The Philadelphia Phillies, with a 4 1/2-game lead in the National League East are the only defending division champions and preseason favorites who reached the All-Star game break in first place. The defending champion Kansas City Royals and Los Angeles Dodgers are each second in their divisions but the New York Yankees - ah, yes, the New York Yankees.

The plight of Manager Billy Martin's Yankees is so severe that the world outside George Steinbrenner's jurisdiction may decide to move its New Year's Eve celebration up to mid August. Or, more exactly, that hoped-for giddy hour when the Red Sox mathematically eleminate the Yankee from the race.

The Red Sox will be at home to Texas today, with Chicago at New York, Detroit at Seattle, Toronto at California, Kansas City at Milwaukee and Minnesota at Baltimore in the American League. National League games have San Francisco at Pittsburgh, San Diego at Chicago, Los Angeles at St. Louis and New York at Cincinnati.

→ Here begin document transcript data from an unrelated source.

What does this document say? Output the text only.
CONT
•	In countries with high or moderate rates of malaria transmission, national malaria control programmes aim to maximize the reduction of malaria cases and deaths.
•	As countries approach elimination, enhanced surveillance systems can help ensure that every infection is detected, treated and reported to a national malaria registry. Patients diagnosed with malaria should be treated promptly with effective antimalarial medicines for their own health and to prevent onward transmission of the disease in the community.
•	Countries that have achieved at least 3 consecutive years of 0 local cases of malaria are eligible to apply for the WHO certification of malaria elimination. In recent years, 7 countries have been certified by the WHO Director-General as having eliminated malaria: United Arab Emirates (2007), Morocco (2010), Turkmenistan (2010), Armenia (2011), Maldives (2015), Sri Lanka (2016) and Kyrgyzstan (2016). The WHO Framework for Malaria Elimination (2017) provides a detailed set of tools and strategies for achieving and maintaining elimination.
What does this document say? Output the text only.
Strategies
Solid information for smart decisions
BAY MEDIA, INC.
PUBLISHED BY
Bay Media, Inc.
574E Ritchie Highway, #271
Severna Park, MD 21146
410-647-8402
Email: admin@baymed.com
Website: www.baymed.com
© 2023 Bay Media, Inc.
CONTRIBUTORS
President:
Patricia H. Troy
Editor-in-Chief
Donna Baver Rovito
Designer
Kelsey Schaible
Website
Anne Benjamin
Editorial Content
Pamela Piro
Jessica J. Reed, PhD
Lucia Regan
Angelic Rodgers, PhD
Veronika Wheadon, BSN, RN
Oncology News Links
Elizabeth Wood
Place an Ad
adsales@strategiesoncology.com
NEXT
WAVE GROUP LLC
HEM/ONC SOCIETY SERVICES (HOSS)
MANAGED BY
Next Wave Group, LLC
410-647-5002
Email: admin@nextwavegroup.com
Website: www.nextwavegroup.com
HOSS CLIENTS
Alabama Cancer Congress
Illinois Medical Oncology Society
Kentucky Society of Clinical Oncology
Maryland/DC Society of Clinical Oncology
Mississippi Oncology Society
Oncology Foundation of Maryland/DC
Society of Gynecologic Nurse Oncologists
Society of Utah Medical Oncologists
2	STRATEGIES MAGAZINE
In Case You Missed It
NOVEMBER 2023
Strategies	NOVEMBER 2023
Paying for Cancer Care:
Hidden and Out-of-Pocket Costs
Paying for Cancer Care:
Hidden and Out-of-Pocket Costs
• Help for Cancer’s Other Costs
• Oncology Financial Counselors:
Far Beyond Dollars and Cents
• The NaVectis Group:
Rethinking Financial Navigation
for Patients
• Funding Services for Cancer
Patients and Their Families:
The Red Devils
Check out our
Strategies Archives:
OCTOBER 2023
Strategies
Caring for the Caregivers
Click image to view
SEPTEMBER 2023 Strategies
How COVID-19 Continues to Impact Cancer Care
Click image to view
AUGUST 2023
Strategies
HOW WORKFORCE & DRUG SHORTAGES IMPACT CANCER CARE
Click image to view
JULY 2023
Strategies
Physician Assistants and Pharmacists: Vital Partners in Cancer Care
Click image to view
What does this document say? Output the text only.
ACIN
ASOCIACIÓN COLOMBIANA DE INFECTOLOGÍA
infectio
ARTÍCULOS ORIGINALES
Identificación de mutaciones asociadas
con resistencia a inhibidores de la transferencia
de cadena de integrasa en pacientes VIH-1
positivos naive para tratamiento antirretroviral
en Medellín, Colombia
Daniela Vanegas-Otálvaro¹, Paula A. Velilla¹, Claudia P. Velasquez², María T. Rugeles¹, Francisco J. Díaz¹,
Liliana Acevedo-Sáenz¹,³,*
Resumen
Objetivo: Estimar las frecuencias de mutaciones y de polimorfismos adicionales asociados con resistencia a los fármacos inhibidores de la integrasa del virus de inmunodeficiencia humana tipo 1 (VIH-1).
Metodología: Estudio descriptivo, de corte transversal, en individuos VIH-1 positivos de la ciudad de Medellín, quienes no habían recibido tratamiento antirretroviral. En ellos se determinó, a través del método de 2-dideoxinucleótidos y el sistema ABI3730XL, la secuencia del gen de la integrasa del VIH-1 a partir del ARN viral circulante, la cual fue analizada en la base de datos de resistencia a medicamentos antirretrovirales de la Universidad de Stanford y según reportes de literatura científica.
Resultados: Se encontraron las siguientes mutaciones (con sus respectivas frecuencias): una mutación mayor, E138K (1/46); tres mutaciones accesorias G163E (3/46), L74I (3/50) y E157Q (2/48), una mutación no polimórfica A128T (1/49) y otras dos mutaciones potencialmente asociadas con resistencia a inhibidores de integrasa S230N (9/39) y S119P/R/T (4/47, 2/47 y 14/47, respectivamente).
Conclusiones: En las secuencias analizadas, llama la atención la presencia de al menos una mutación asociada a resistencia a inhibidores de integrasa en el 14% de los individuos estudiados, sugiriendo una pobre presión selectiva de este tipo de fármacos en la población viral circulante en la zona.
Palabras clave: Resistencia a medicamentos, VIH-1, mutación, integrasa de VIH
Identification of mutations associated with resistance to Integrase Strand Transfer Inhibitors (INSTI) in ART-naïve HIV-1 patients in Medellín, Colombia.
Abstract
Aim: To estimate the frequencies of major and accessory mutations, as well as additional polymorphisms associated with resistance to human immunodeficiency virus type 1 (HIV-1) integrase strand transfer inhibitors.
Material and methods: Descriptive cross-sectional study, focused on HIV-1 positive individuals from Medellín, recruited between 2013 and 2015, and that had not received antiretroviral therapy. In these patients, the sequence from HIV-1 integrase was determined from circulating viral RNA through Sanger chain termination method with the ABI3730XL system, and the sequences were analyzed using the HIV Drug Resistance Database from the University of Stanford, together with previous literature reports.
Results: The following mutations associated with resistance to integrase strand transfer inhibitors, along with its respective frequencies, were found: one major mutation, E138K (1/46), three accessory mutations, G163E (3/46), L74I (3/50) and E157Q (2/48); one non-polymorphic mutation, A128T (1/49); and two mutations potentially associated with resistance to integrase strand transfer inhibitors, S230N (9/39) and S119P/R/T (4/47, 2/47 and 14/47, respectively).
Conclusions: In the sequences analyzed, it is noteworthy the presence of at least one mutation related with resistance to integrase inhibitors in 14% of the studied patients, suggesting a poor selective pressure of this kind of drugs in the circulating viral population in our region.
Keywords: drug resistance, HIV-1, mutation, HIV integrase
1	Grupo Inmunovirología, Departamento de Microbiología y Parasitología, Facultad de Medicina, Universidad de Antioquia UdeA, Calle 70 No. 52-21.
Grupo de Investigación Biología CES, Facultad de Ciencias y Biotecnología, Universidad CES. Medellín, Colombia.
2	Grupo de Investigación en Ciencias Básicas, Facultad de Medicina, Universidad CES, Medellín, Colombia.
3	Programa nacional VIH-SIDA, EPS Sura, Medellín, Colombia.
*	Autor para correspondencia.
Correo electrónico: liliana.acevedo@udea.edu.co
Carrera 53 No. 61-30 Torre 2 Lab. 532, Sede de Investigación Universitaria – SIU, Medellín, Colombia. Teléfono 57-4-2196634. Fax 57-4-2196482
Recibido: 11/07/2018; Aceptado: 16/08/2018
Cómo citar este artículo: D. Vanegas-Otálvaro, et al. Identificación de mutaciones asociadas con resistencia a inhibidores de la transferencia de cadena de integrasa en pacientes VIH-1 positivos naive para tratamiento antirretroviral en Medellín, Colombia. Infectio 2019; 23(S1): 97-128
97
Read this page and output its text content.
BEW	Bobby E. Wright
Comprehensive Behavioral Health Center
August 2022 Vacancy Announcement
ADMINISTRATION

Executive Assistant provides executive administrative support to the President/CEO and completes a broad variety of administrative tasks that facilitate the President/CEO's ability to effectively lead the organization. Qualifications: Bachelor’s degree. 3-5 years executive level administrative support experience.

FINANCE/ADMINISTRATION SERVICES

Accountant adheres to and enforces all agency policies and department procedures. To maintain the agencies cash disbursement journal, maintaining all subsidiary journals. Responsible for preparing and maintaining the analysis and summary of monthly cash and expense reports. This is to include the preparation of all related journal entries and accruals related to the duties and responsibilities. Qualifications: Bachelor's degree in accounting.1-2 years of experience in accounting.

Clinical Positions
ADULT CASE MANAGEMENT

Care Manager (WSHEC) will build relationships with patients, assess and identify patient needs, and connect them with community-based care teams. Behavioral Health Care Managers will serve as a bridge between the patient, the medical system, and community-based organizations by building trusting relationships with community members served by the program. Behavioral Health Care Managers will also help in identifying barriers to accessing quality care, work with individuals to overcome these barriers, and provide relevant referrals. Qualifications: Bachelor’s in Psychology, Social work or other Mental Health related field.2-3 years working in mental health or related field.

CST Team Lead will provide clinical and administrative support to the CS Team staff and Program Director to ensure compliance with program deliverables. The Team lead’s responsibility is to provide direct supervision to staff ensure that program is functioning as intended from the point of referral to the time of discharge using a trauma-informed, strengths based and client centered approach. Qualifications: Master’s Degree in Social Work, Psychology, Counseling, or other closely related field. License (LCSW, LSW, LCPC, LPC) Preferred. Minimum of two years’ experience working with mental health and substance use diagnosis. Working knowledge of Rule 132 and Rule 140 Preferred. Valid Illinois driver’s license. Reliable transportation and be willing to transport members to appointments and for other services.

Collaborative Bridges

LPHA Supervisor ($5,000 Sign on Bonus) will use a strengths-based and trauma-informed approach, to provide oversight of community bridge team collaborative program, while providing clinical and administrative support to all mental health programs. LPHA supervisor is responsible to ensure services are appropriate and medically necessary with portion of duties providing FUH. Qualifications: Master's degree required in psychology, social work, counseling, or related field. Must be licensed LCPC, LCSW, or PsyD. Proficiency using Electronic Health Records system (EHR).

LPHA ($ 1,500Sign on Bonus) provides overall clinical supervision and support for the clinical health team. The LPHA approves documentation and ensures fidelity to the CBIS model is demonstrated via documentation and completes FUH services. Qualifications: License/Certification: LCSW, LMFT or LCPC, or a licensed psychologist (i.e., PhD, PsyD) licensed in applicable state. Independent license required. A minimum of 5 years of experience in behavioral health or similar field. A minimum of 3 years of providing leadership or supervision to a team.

The Red Sox, traveling at a pace that would threaten the 1954 Cleveland Indians' AL record of 111 victories in one season, hold a nine-game lead over the second-place Milwaukee Brewers and 11 1/2 big ones over the Yankees. With Jim Rice heading the toughest top-to-bottom batting order in the majors and an apparently steady if uninspired pitching staff, the Red Sox don't look like a team about to fold.

The Yankees, on the other hand, look like one that may already have folded.

Torn by internal strife, rocked by injuries and struggling with highly paid pitchers who can't or won't pitch, the Yankees hardly look like a team about to stage a formidable second-half drive. That "peculiar relationship," which goes to the heart of the team, was even evident during the All-Star Game festivities. The Yankees proved an embarrassment to the league as a whole as they carried their clubhouse squabbles into the public forum.

The Angels hold a one-game lead in the American League West but most baseball men agree that the Royals team of the division. They have failed to live up to their potential in virtually every phase of play this year, however, and there also are signs of behind the scenes bickering.

In such an atmosphere, the division championship is considered "up for grabs" among the Angels, Texas Rangers and Royals with the Oakland A's and Minnesota Twins currently close but still considered outsiders.

The Giants are on top in the National League East primarily because of an excellent pitching staff headed by 12-game winner and all-star starter Vida Blue. Their lead over the Dodgers and Reds is only two games and three games, respectively, so they can expect to have severe pressure exerted on them.

In the case of both the Dodgers and Reds, the performance of one key pitcher could make the difference, Don Sutton, one of the premier pitchers in the league, has a 9-6 record and 3.91 earned run average for the Dodgers while Tom Seaver, a three-time Cy Young award winner, has a 9-7 mark and a 3.32 ERA.

The Phillies, gunning for their third straight National League East title, have a 4 1/2-game lead over the Chicago Cubs and a seven-game lead over the Pittsburgh Pirates.

The Phillies got off to a slow start but came along fast in late June and July and are expected by basefall men to win the division race handily.